Long before people could brighten a photo with the tap of a smartphone, Rembrandt demonstrated the sweep of sun and shadow across a face, Caravaggio the drama of ivory light against inky darkness, and Vermeer the illuminating qualities of a rustic window. It’s easy to imagine any one of these Baroque-era influencers setting up an easel in the downtown Birmingham, Alabama, loft of William Rushton, who at thirty paints like he’s four centuries older.
In the top-story unit of a circa-1918 former furniture warehouse that doubles as Rushton’s studio and residence, unimpeded sun streams through eleven-foot-tall metal windows, throwing a checkerboard shadow across the original pine floor. Raised in Birmingham, Rushton moved into the building in 2020 after five years studying at the Charles H. Cecil Studios, an atelier in Florence, Italy, where he learned the “sight-size” method of portraiture (a re-creation of proportion and color as seen from a distance) and, in his free time, practiced sculpture.
The loft’s abundant light and floor space—the latter necessary for striding to and fro in the sight-size painter’s dance with perspective—made it a natural home base for the rising artist. Its built-in patina, including painted advertisements on walls that once faced the street, helped too. “A lot of the apartment is aged and out of perfect condition, so I don’t have to worry about spilling anything,” Rushton says, downplaying the cool factor of the faded Anheuser-Busch logo overlooking the studio.
Because Rushton paints from real life, never photographs, the space required some polishing before it could host his commissioned subjects. To that end, he enlisted the good taste of his mom, Lia, and her longtime interior designer, Betsy Brown, who consulted on a few decor details. Brown’s own frequent collaborator, the architect Paul Bates, came on to address some floor plan quirks, including a plywood-box bedroom a previous owner erected at the unit’s center, obscuring the soaring windows.
Bates grasped the solution immediately: relocating the partitioned space to either side of the loft to reveal an interior corridor and as much sun-infused chiaroscuro as the old masters could have desired. One side would enclose a pantry and painting storage behind a gallery wall with a low-hung mantel; the other would shelter a kitchen, bath, bedroom, and walk-in closet with laundry nook—all arrayed in minimalist white to set off the moody industrial spaces. “It takes a minute to see it and a year to build it,” says Bates, who took a gamble on removing the plaster ceiling and was rewarded with gorgeous steel joists.

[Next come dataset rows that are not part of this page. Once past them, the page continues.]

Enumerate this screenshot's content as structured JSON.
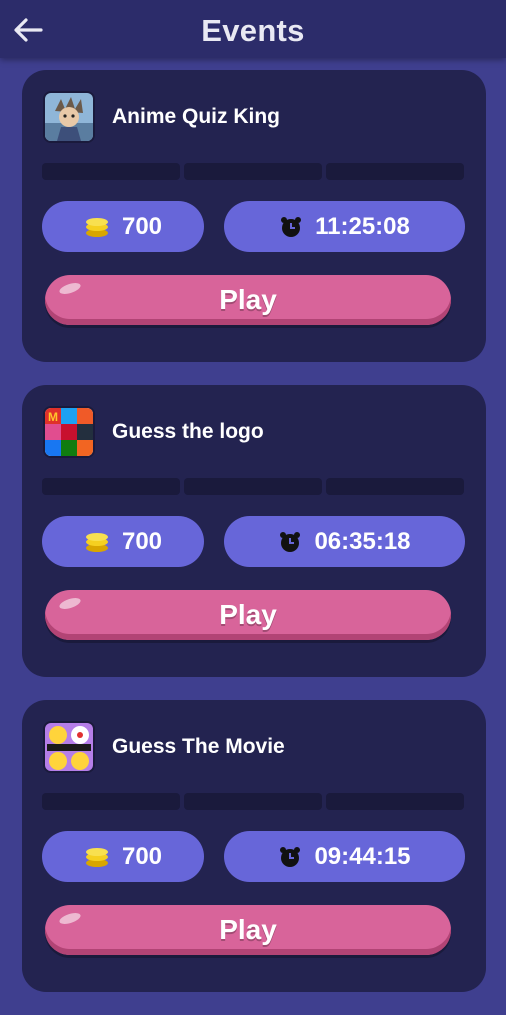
{
  "header": {
    "title": "Events",
    "back_icon": "arrow-left-icon"
  },
  "events": [
    {
      "name": "Anime Quiz King",
      "coins": "700",
      "timer": "11:25:08",
      "play_label": "Play",
      "thumb_icon": "anime-character-icon"
    },
    {
      "name": "Guess the logo",
      "coins": "700",
      "timer": "06:35:18",
      "play_label": "Play",
      "thumb_icon": "brand-logos-icon"
    },
    {
      "name": "Guess The Movie",
      "coins": "700",
      "timer": "09:44:15",
      "play_label": "Play",
      "thumb_icon": "movie-emoji-icon"
    }
  ],
  "colors": {
    "background": "#3f3f8f",
    "card": "#232350",
    "pill": "#6766d9",
    "play": "#d8649a",
    "coin": "#f5d020"
  }
}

Bates’s first-ever artist client, Rushton brought a laissez-faire streak to the design team. Paintings went up wherever there were nails in the wall. A preexisting patch of jet-black flooring, no longer aligned to any particular room, stayed put. Furnishings—not counting a pair of 1950s Ico Parisi chairs purchased from the website 1stDibs—are a mishmash of heirlooms: A midcentury Danish teak dining table and paper-cord chairs belonged to his maternal grandparents, while his metal-edged studio table, an antique French butcher’s piece, did time in his childhood breakfast room, with the cat scratch marks to prove it.

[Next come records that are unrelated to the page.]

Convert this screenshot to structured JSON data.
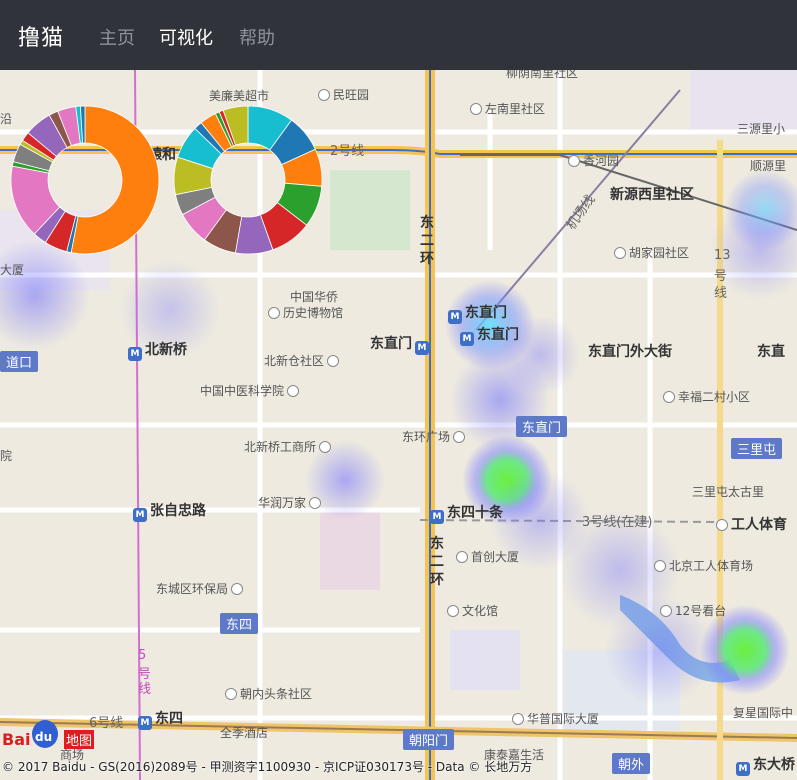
{
  "navbar": {
    "brand": "撸猫",
    "items": [
      {
        "label": "主页",
        "active": false
      },
      {
        "label": "可视化",
        "active": true
      },
      {
        "label": "帮助",
        "active": false
      }
    ]
  },
  "map": {
    "labels": {
      "meilian": "美廉美超市",
      "minwang": "民旺园",
      "liuyinnan": "柳荫南里社区",
      "zuonan": "左南里社区",
      "sanyuanli": "三源里小",
      "xiangheyuan": "香河园",
      "xinyuan": "新源西里社区",
      "shunyuan": "顺源里",
      "huguang": "胡家园社区",
      "dasha": "大厦",
      "zhonghuaqiao": "中国华侨",
      "lishibowuguan": "历史博物馆",
      "beixinqiao": "北新桥",
      "dongzhimen": "东直门",
      "dongzhimen_station": "东直门",
      "dongzhimen_waidajie": "东直门外大街",
      "dongzhi_right": "东直",
      "beixincang": "北新仓社区",
      "kexueyuan": "中国中医科学院",
      "xingfu": "幸福二村小区",
      "donghuan_guangchang": "东环广场",
      "dongzhimen_tag": "东直门",
      "sanlitun_tag": "三里屯",
      "beixinqiao_shangchang": "北新桥工商所",
      "sanlitun_taigu": "三里屯太古里",
      "huarun": "华润万家",
      "dongsishitiao": "东四十条",
      "zhangzizhonglu": "张自忠路",
      "line3": "3号线(在建)",
      "gongrentiyu": "工人体育",
      "shouchuang": "首创大厦",
      "beijing_gongti": "北京工人体育场",
      "dongcheng_huanbao": "东城区环保局",
      "wenhuaguan": "文化馆",
      "kantai12": "12号看台",
      "dongsi_tag": "东四",
      "chaonei": "朝内头条社区",
      "fujie": "复星国际中",
      "line6": "6号线",
      "dongsi": "东四",
      "quanji": "全季酒店",
      "huamao": "华普国际大厦",
      "chaoyangmen_tag": "朝阳门",
      "chaowai_tag": "朝外",
      "dongdaqiao": "东大桥",
      "kangtai": "康泰嘉生活",
      "shangchang": "商场",
      "daokou": "道口",
      "yuan": "院",
      "zhuanhe": "辕和",
      "yan": "沿",
      "donghuan_a": "东",
      "donghuan_b": "二",
      "donghuan_c": "环",
      "donghuan2_a": "东",
      "donghuan2_b": "二",
      "donghuan2_c": "环",
      "line2": "2号线",
      "line5_a": "5",
      "line5_b": "号",
      "line5_c": "线",
      "line13_a": "13",
      "line13_b": "号",
      "line13_c": "线",
      "jichang": "机场线",
      "dongzhimen_lbl": "东直门",
      "dongsiwei": "东四十条"
    },
    "copyright": "© 2017 Baidu - GS(2016)2089号 - 甲测资字1100930 - 京ICP证030173号 - Data © 长地万方",
    "logo_text": "Bai",
    "logo_du": "du",
    "logo_cn": "地图"
  },
  "chart_data": [
    {
      "type": "pie",
      "shape": "donut",
      "slices": [
        {
          "color": "#ff7f0e",
          "value": 0.53
        },
        {
          "color": "#1f77b4",
          "value": 0.01
        },
        {
          "color": "#d62728",
          "value": 0.05
        },
        {
          "color": "#9467bd",
          "value": 0.03
        },
        {
          "color": "#e377c2",
          "value": 0.16
        },
        {
          "color": "#2ca02c",
          "value": 0.01
        },
        {
          "color": "#7f7f7f",
          "value": 0.04
        },
        {
          "color": "#bcbd22",
          "value": 0.01
        },
        {
          "color": "#d62728",
          "value": 0.02
        },
        {
          "color": "#9467bd",
          "value": 0.06
        },
        {
          "color": "#8c564b",
          "value": 0.02
        },
        {
          "color": "#e377c2",
          "value": 0.04
        },
        {
          "color": "#17becf",
          "value": 0.01
        },
        {
          "color": "#1f77b4",
          "value": 0.01
        }
      ]
    },
    {
      "type": "pie",
      "shape": "donut",
      "slices": [
        {
          "color": "#17becf",
          "value": 0.11
        },
        {
          "color": "#1f77b4",
          "value": 0.09
        },
        {
          "color": "#ff7f0e",
          "value": 0.09
        },
        {
          "color": "#2ca02c",
          "value": 0.1
        },
        {
          "color": "#d62728",
          "value": 0.1
        },
        {
          "color": "#9467bd",
          "value": 0.09
        },
        {
          "color": "#8c564b",
          "value": 0.08
        },
        {
          "color": "#e377c2",
          "value": 0.08
        },
        {
          "color": "#7f7f7f",
          "value": 0.05
        },
        {
          "color": "#bcbd22",
          "value": 0.09
        },
        {
          "color": "#17becf",
          "value": 0.08
        },
        {
          "color": "#1f77b4",
          "value": 0.02
        },
        {
          "color": "#ff7f0e",
          "value": 0.04
        },
        {
          "color": "#2ca02c",
          "value": 0.01
        },
        {
          "color": "#d62728",
          "value": 0.01
        },
        {
          "color": "#bcbd22",
          "value": 0.06
        }
      ]
    }
  ]
}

Smaller personal artifacts adorn the shelves, including a vintage camera his grandfather used during the Korean War, a cast-iron calla lily Rushton fashioned during a high school metalsmithing program at Birmingham’s Sloss Furnaces, and a life-size mold of the mouth of Michelangelo’s David. Even the view plays along; Rushton can look out across Birmingham’s Southside neighborhood and spy his parents’ house on a distant ridge, while a statue of Vulcan, god of fire and forge, channels the city’s steel-making history (and Rushton’s classic aesthetic) on another hilltop.
Everywhere, the colors of his art find repetition. The alternately black and warm brown floor slats mirror a pair of bronze and terra-cotta sculpted heads displayed nearby. When Rushton talks about the earthy “limited palette” of his paintings, he might just as well be describing his loft’s brickwork, the Oriental rug handed down from his paternal grandparents, or the weathered Victorian facades all around the city’s warehouse district.
The neighborhood may feel a world away from the glitz of New York City, where Rushton is hunting for a place, or the red-shingled warmth of Florence, where he still spends three months a year refining his craft. But no matter the trajectory of his career, he plans to hang onto his Southern address. “The South tends to be more traditional in many ways, and that includes keeping the tradition of portraiture,” he says. And in the end, it may be the grit of downtown Birmingham that shows his timeless work in the best light.